Does the Church Have a Stained-Glass Ceiling?

FEMINISM IN THE CHURCH FLOPPED

By Pieter Vree | June 2026
Pieter Vree is Editor of the NOR.

Did you miss them? Did their absence reverberate like silence in a vast vacuum of negative space?

Well, guess what? That was precisely the feeling they wanted to effect. The wheels of the Church, they were certain, would grind to a halt without their many hands to steer it. And things would never be the same again.

…I’m sorry, have I lost you? You seem puzzled. Just what, you ask, am I talking about? Well, isn’t this awkward. I can’t believe you missed one of the most dramatic and impactful ecclesial events of our time. Do you mean to tell me you never heard of the Catholic Women Strike?

On March 5, 2025, Catholic women “around the world” began a Lenten strike, “withholding time, labor, and financial resources from the Roman Catholic Church,” proclaimed a press release. Hundreds, if not thousands — maybe even millions! — of women would, with this great refusal, “disrupt a patriarchal status quo that too often depends on the invisible labor and good will of women.” Oh, was this going to be good — the patriarchy would be made to endure a 40-day involuntary fast from females. It was billed as a “Global Witness for Equality” — and wouldn’t the Earth tremble and shake!
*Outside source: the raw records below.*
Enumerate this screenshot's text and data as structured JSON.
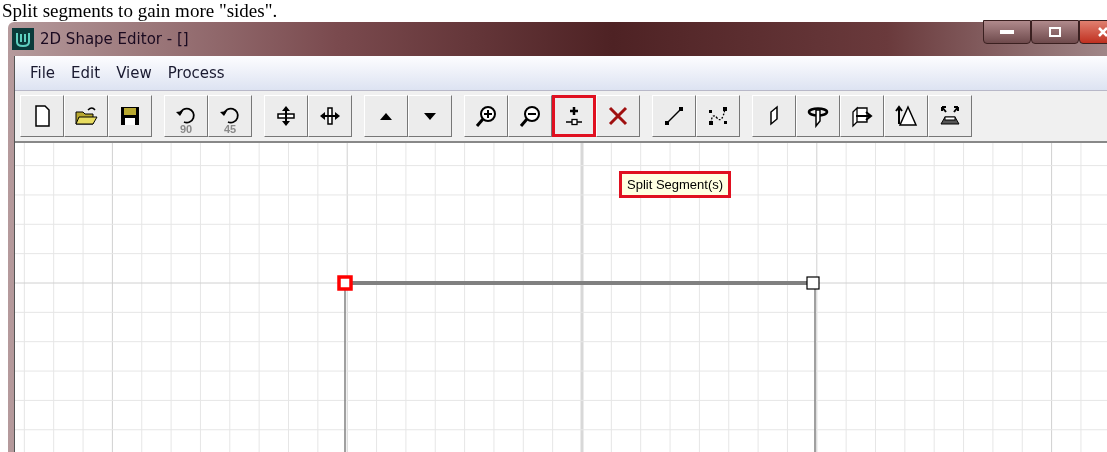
{
  "caption": "Split segments to gain more \"sides\".",
  "window": {
    "title": "2D Shape Editor - []"
  },
  "menu": [
    {
      "label": "File"
    },
    {
      "label": "Edit"
    },
    {
      "label": "View"
    },
    {
      "label": "Process"
    }
  ],
  "toolbar_groups": [
    [
      {
        "kind": "new",
        "highlighted": false
      },
      {
        "kind": "open",
        "highlighted": false
      },
      {
        "kind": "save",
        "highlighted": false
      }
    ],
    [
      {
        "kind": "rotate",
        "label": "90",
        "highlighted": false
      },
      {
        "kind": "rotate",
        "label": "45",
        "highlighted": false
      }
    ],
    [
      {
        "kind": "flip-vertical",
        "highlighted": false
      },
      {
        "kind": "flip-horizontal",
        "highlighted": false
      }
    ],
    [
      {
        "kind": "up",
        "highlighted": false
      },
      {
        "kind": "down",
        "highlighted": false
      }
    ],
    [
      {
        "kind": "zoom-in",
        "highlighted": false
      },
      {
        "kind": "zoom-out",
        "highlighted": false
      },
      {
        "kind": "split",
        "highlighted": true
      },
      {
        "kind": "delete",
        "highlighted": false
      }
    ],
    [
      {
        "kind": "line",
        "highlighted": false
      },
      {
        "kind": "curve",
        "highlighted": false
      }
    ],
    [
      {
        "kind": "sheet",
        "highlighted": false
      },
      {
        "kind": "revolve",
        "highlighted": false
      },
      {
        "kind": "extrude",
        "highlighted": false
      },
      {
        "kind": "extrude-point",
        "highlighted": false
      },
      {
        "kind": "bevel",
        "highlighted": false
      }
    ]
  ],
  "tooltip": {
    "text": "Split Segment(s)",
    "highlighted": true
  },
  "vertices": [
    {
      "selected": true
    },
    {
      "selected": false
    }
  ]
}
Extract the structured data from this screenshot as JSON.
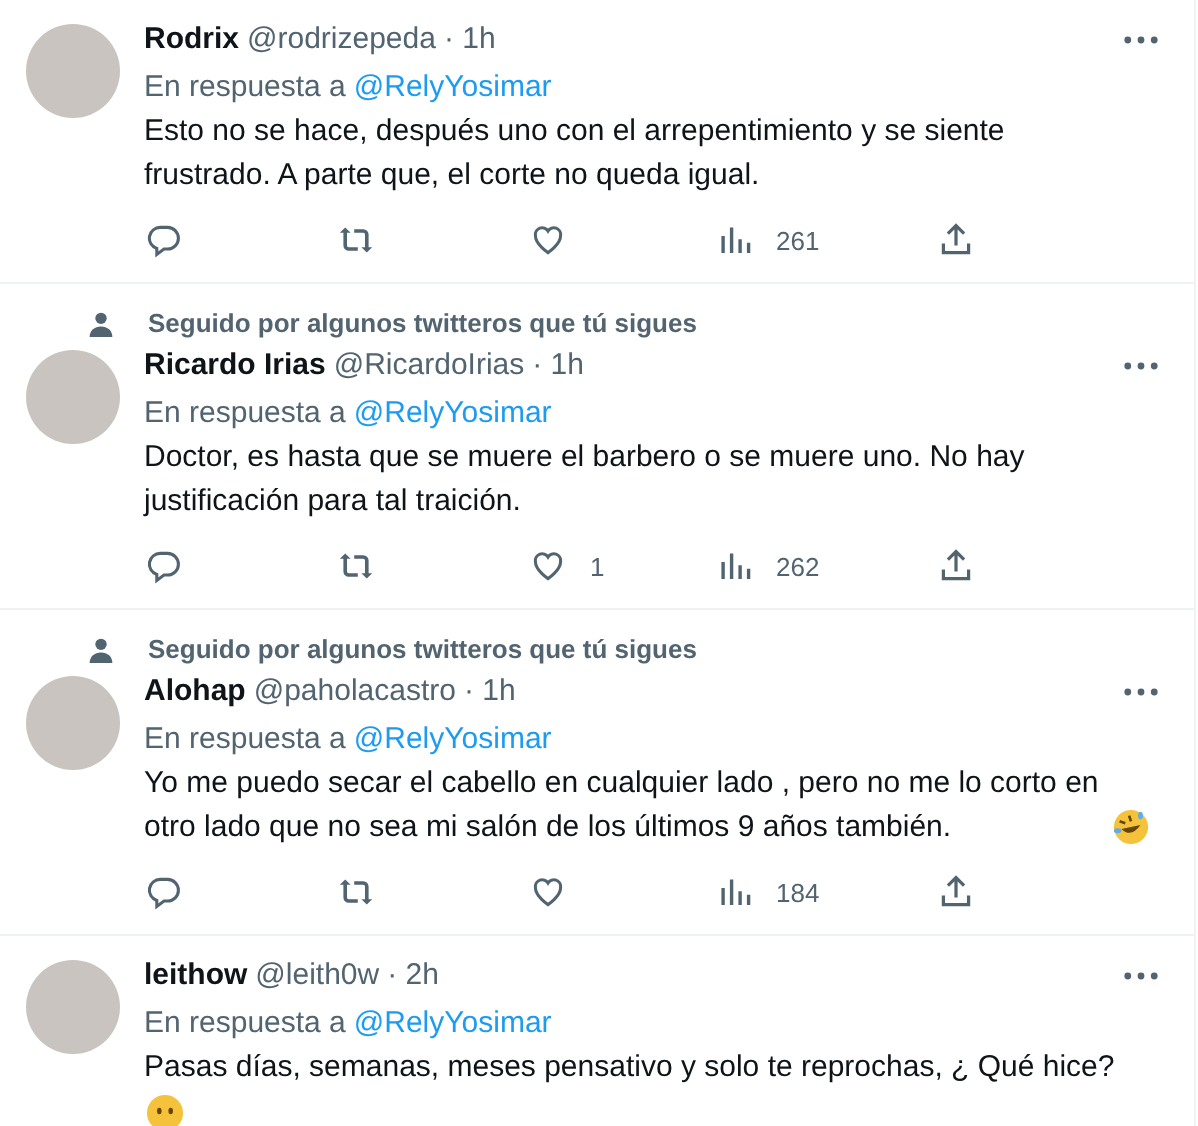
{
  "tweets": [
    {
      "kind": "plain",
      "name": "Rodrix",
      "handle": "@rodrizepeda",
      "time": "· 1h",
      "reply_label": "En respuesta a",
      "reply_to": "@RelyYosimar",
      "text": "Esto no se hace, después uno con el arrepentimiento y se siente frustrado. A parte que, el corte no queda igual.",
      "views": "261"
    },
    {
      "kind": "plain",
      "followed_note": "Seguido por algunos twitteros que tú sigues",
      "name": "Ricardo Irias",
      "handle": "@RicardoIrias",
      "time": "· 1h",
      "reply_label": "En respuesta a",
      "reply_to": "@RelyYosimar",
      "text": "Doctor, es hasta que se muere el barbero o se muere uno. No hay justificación para tal traición.",
      "likes": "1",
      "views": "262"
    },
    {
      "kind": "laughing",
      "followed_note": "Seguido por algunos twitteros que tú sigues",
      "name": "Alohap",
      "handle": "@paholacastro",
      "time": "· 1h",
      "reply_label": "En respuesta a",
      "reply_to": "@RelyYosimar",
      "text": "Yo me puedo secar el cabello en cualquier lado , pero no me lo corto en otro lado que no sea mi salón de los últimos 9 años también.",
      "views": "184"
    },
    {
      "kind": "speechless",
      "name": "leithow",
      "handle": "@leith0w",
      "time": "· 2h",
      "reply_label": "En respuesta a",
      "reply_to": "@RelyYosimar",
      "text": "Pasas días, semanas, meses pensativo y solo te reprochas, ¿ Qué hice?"
    }
  ]
}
Surely, you remember all this. No? I mean, it was supposed to be a pretty big deal. Women, after all, make up more than half the Catholic population and compose a majority (about 80 percent) of lay ecclesial ministers in the United States. And, boy howdy, were they upset! They were “ready — beyond ready — for the church to recognize their equality. And they’re willing to take great risks to make that known,” strike organizer Kate McElwee told the National Catholic Reporter (Dec. 3, 2024). It would be a sterling moment of solidarity in sisterhood, a monumental blow against the sexist system. “People will feel women’s absence,” McElwee forewarned. Some women went so far as to fire off strongly worded emails to their pastors explaining why they wouldn’t be present at Mass. Ain’t that stickin’ it to the man! Gosh, the clerics who’d availed themselves of patriarchal privilege must have been shaking in their cassocks.